This past week I focused on converting my (essentially) finished thesis into presentation-ready media—a poster for my panel presentation next week at the Festival of Scholars and a PowerPoint for my thesis defense this morning. Distilling a 50 page paper into the minimal text (and fretting over aesthetics and positioning) was a surprisingly time-intensive task. Despite my intentions to create a somewhat minimalist design, I ended up including quite a bit of text in the poster. I included my two main graphics (edited to increase legibility on the poster and align with my chosen font), my methodology for obtaining those graphics, a brief description of what I found through the investigation of planning documents, a barebones background, and a schematic of the implications. While I toyed with the idea of a more thematic/topical poster, ala Gabby Henrie’s poster from a couple years ago, my presentation of quantitative results forced a design more reflective of hard science poster norms. Unlike in previous poster designs, I stayed away from explicitly labeling sections according to their rigid format (e.g. the background, results, implications), opting for more descriptive titles, which I think makes it a little more compelling and slightly easier to grasp the main thrust of my argument at a glance. I mostly hewed to the traditional 3-column poster design, with a relatively linear progression and organization (top-down flow within each column, moving through the columns left to right). I paid special attention to the balance between color and white space, attempting to subtly inject orange themes into a clean and readable design.
The other big part of this week was my thesis defense, the presentation to my thesis committee. My PowerPoint is posted below:
The thesis defense went quite well (after some starting mishaps around not knowing that the projector’s HDMI port was in the floor and running over to IT to chase down a cable to plug directly into the projector)—I got awarded honors! Reconfiguring my investigation into a 15-20 minute presentation involved some rethinking of how to concisely convey the background information. While I used an extensive history of urban planning to situate my arguments in the paper, sketching out the parallels and contrasts between modernism and contemporary urbanism to contextualize and explain the emergence of gentrification, I couldn’t exactly do this in the allotted time. Instead, I jumped right into neoliberalism as it pertains to cities, followed by a brief description of gentrification and gentrification theories and then moving into smart growth. Even this limited contextualization proved to be too long, as I ended up spending about 15 minutes on the background, forcing me to speed through the rest of the presentation and ultimately going over the given time. While this wasn’t a huge issue for the thesis defense, I will definitely need to tighten up the background for my panel presentation at the Festival of Scholars next week. Another issue to work through is the balance of planning context and my quantitative results—my sense is that the contextual information is more engaging than detailing the exact structure and findings of my regression analysis, though I also need to adequately explain my own original research.
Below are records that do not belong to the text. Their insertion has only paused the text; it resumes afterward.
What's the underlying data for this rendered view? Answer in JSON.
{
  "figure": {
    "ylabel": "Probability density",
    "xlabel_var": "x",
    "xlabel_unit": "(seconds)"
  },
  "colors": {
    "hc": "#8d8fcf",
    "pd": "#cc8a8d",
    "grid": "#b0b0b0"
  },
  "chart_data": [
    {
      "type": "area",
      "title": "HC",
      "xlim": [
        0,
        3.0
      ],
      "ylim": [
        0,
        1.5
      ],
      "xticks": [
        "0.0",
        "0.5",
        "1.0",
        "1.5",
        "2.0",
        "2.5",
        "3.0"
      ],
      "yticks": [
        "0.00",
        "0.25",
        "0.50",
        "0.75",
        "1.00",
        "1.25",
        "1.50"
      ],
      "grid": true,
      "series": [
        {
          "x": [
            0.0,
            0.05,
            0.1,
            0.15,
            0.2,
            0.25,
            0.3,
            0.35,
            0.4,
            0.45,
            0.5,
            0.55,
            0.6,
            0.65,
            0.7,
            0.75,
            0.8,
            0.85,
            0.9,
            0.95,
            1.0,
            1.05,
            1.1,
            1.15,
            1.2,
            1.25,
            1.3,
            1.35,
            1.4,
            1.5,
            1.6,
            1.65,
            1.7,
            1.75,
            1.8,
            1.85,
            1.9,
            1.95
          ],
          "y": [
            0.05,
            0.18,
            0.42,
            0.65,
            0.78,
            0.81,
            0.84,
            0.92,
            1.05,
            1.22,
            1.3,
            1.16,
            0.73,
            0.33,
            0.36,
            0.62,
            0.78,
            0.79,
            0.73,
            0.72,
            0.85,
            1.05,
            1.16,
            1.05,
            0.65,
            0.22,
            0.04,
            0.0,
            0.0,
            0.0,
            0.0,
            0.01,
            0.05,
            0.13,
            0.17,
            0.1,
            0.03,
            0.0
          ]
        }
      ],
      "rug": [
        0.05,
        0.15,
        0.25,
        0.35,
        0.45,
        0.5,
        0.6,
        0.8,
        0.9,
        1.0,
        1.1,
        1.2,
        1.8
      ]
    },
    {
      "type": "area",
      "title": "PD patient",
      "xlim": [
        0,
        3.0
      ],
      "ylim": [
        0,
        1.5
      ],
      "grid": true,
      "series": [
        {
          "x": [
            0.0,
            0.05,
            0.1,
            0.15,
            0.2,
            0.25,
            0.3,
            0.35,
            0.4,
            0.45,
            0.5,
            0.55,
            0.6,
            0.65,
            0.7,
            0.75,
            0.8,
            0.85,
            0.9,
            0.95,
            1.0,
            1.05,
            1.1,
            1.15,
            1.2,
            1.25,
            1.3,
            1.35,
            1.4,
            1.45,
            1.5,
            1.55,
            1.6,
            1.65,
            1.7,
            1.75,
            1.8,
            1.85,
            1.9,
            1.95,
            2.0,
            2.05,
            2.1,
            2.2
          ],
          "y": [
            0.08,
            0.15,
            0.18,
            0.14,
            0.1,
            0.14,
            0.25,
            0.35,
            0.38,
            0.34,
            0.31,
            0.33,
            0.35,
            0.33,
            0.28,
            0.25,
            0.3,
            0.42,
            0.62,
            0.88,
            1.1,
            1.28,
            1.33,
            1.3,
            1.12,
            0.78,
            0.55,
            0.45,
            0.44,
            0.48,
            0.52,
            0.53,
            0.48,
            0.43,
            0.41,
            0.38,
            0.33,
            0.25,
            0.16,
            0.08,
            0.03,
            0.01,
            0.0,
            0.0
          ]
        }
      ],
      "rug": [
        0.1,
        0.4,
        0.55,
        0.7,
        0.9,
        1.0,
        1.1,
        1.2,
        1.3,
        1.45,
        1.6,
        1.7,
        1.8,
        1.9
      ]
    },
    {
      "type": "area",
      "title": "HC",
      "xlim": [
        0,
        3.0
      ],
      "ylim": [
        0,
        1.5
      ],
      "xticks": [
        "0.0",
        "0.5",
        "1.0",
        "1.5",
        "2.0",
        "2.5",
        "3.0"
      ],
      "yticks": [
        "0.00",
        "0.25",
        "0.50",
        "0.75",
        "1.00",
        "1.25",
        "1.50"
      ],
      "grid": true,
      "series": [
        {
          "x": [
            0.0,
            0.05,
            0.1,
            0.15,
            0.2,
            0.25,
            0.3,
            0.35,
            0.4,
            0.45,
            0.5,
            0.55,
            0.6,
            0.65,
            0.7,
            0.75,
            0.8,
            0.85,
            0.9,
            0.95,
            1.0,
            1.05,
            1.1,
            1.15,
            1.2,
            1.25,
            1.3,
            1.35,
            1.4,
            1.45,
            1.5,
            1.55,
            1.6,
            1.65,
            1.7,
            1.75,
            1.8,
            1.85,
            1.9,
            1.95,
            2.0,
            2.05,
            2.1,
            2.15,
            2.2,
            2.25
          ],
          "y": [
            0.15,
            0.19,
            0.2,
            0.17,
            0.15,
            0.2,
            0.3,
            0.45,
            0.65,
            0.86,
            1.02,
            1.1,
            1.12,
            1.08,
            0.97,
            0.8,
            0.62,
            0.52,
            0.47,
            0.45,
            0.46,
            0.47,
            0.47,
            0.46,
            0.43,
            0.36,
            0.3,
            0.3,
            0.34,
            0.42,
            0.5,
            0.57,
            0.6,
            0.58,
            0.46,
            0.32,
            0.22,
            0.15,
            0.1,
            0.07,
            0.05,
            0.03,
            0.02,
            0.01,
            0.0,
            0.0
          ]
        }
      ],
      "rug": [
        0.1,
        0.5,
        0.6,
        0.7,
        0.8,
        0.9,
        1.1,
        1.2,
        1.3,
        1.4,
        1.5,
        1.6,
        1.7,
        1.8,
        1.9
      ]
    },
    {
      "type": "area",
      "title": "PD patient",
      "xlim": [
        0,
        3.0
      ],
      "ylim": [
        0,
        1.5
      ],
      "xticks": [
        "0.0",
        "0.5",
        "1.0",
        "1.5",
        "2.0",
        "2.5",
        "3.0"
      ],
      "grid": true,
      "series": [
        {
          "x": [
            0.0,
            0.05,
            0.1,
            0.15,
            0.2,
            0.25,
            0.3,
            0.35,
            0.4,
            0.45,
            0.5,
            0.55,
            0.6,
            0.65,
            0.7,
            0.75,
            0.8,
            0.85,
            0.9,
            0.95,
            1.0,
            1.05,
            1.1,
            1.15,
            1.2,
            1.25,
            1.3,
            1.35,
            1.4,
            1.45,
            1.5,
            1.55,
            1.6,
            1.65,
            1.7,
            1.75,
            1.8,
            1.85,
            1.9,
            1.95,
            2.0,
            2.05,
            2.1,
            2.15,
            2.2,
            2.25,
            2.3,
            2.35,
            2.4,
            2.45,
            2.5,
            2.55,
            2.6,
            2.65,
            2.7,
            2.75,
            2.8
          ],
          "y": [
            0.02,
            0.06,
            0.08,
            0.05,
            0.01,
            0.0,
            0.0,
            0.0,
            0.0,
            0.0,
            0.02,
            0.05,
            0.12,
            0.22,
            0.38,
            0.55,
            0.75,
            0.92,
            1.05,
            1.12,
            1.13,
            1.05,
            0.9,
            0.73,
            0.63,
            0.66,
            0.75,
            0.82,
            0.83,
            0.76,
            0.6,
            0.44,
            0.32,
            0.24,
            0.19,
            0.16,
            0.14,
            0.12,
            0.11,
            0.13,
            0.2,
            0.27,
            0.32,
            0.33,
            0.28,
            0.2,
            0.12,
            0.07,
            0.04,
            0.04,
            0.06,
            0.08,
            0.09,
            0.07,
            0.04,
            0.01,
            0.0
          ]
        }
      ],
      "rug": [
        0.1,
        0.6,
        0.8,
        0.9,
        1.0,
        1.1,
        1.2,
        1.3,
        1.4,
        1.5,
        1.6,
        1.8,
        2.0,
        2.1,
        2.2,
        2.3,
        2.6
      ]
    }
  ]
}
After the presentation came questions from the committee members. Nate posed the question of how the contradiction in transit planning that I highlight might be better understood by incorporating the perspectives and motivations of homebuyers. He cited the paper’s somewhat lopsided examination of the contradictions of transit planning through the understandings and actions of planners as the only real flaw/gap within the research. While this was somewhat outside the scope of my research questions, his modest critique was that ethnographic research would create a fuller account of how transit planning functions within an actor-network—that homeownership is increasingly seen as a short-term speculative commodity in which proximity to transit may be valued purely for the exchange value purposes. I do address this briefly in my conclusion, discussing how transit functions as simply an amenity, conveying value via speculation about how market actors collectively value it. This discussion is, however, at a quite coarse scale. Jim and Liz then asked me to reflect on how I arrived at my thesis/my journey within Environmental Studies (in terms of developing theoretical sophistication and technical skills) and on who I would want to convey this research to. I explained that courses I’d taken within the Political Economy minor had given me a strong conceptual footing; that my technical skills (in terms of regression analysis and GIS) were mostly self-taught, via internet resources and academic writing; and that my experience with OPAL primed me for thinking about Portland’s transit investments as being in service of the local growth machine. I answered that I would hope to convey my research to local left-leaning political groups (like OPAL and the Community Alliance of Tenants, among others), to help disseminate the notion that activists should push for affordable housing wherever amenity investment strategies are deployed.